I build on theoretical frameworks introduced in Linguistics and Sociolinguistics which describe meaning variation in offline communities. In order to investigate variation using digital data derived from online communities, I leverage the tools and methodologies developed in the fields of Natural Language Processing and Computational Linguistics.
The thesis consists of two main parts. The first part focuses on the general research question: how to identify and represent meaning variation in online communities of speakers? This part includes three descriptive studies that address this question from different points of view. Initially, I investigate meaning variation from a synchronic perspective, introducing a methodology to represent how word meaning varies in online communities. Subsequently, I consider the diachronic dimension, focusing both on the process of meaning shift which leads to the observed variation, and on the social dynamics underpinning this process.
In the second part, I take a task-oriented approach, as I address the research question: how can social information be used to improve the performance of NLP models? I address this question in two studies. In the first one, I show how it is possible to leverage the information coming from the connections of a user on a social media platform, in order to obtain better results in tasks involving the classification of user-generated texts. In the second study, I show that the language produced by users on social media provides highly valuable information for the task of fake news detection.

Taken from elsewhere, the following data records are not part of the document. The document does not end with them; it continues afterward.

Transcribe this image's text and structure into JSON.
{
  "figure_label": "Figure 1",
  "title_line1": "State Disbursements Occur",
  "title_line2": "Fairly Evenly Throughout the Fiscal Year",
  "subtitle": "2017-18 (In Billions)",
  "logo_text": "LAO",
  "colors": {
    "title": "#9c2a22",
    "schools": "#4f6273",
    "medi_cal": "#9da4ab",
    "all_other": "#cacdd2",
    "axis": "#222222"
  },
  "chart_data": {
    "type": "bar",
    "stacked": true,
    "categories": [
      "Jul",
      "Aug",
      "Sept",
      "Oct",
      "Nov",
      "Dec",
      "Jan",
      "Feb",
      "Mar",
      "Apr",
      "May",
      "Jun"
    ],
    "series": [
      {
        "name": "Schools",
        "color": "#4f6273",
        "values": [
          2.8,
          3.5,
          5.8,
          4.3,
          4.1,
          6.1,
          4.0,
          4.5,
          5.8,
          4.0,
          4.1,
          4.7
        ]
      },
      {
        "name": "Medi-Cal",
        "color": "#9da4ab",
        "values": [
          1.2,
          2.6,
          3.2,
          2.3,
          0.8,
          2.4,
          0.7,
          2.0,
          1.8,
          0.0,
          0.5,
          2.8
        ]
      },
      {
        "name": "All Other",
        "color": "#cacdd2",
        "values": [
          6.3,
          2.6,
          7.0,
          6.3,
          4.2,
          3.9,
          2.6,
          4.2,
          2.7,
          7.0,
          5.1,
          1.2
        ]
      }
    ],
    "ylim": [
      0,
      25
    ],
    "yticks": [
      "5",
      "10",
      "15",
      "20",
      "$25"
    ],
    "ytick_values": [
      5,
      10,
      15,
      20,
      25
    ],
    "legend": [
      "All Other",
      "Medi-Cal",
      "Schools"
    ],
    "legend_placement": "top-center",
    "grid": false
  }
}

Overall, this dissertation presents an extensive study of meaning variation in online communities of speakers, making two main contributions: On the one hand, it contributes empirical confirmation of the findings of traditional sociolinguistic studies and provides new theoretical insights about meaning variation in online communities of speakers. On the other hand, it introduces new models and methodologies which, by leveraging information about the social context where language is produced, help to improve the performance of NLP systems for text classification.